Bakırcı ve Kalaycılar Mesleğin Tarih Olmasından Yakınıyor
MALATYA'daki tarihi Bakırcılar Çarşısı'nda, bakırcılık, kalaycılık unutulmaya yüz tutan meslekler arasında yer almaya başladı.
MALATYA'daki tarihi Bakırcılar Çarşısı'nda, bakırcılık, kalaycılık unutulmaya yüz tutan meslekler arasında yer almaya başladı. 1000 yıllık geçmişe dayanan iki mesleği gelecek kuşağa aktaramayan ustalar isyan etti.

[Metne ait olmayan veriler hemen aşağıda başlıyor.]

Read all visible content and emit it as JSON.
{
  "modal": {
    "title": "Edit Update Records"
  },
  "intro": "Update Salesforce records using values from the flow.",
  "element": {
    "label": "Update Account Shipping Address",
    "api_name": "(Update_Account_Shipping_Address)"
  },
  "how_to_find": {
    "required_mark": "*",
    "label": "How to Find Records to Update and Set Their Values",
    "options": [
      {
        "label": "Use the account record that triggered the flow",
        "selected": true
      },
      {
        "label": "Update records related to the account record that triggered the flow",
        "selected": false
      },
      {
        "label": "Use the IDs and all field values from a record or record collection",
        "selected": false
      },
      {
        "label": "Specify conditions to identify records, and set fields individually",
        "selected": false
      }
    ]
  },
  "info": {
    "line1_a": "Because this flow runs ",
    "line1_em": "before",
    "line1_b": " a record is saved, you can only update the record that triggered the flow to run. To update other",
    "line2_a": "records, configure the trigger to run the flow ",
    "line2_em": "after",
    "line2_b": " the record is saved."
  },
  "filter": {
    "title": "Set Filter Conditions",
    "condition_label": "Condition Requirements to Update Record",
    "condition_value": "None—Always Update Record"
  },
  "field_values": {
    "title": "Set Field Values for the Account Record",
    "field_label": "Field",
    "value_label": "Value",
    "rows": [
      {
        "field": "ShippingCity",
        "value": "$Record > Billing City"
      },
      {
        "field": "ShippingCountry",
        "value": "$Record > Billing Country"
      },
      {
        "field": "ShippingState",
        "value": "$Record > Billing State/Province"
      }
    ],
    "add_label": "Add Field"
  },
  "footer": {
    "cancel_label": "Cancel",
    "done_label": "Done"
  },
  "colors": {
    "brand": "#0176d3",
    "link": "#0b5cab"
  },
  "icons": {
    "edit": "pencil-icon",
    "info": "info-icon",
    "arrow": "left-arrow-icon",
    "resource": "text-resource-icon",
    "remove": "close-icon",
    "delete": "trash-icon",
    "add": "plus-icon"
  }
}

Geçmiş dönemlerde en iyi meslek dallarından bir olan bakırcılık şimdilerde unutulmaya yüz tuttu. Malatya tarihi Bakırcılar Çarşısı'nda bakırcı ustası giderek tükenmeye başladı. Babadan oğula geçen bakırcılıkta son noktaya gelen ustalar yeni nesil yetişmemesinden yakındı. Son kuşak bakırcı ve kalay ustaları eleman bulmakta zorlandığı gibi iş yapmakta da zorlandıklarını söyledi. Geçmiş dönemlerde yaklaşık 300 dükkanın bulunduğu tarihi Malatya Bakırcılar Çarşısı'nda günümüzde sadece 7 dükkan kaldı. Geçmişte kuyrukların oluştuğu, işlerin yetiştirilemediği bakırcı dükkanlarında en az 6 elaman çalıştıran bakırcı ustaları günümüzde müşteri bile bulamaz oldu. Yaptıkları işin tarihe karışmasından korkan ustalar mesleklerini yaşatmak için eleman arıyor. İş olmadığı için birçok ustanın dükkanlarına kilit vurduğunu söyleyen ustalar, tek korkularının Bakırcılık sanatının bitmesi olduğunu söyledi. Gelinlerin çeyizliklerine yere alan işlemeli bakır tabak, çanak ve fincan artık çeyizlerde yer almadığından yakınan bakırcı ustaları geleneklerin de bittiğini kimsenin gelin çeyizi için özel işleme yaptırmadığını söyledi.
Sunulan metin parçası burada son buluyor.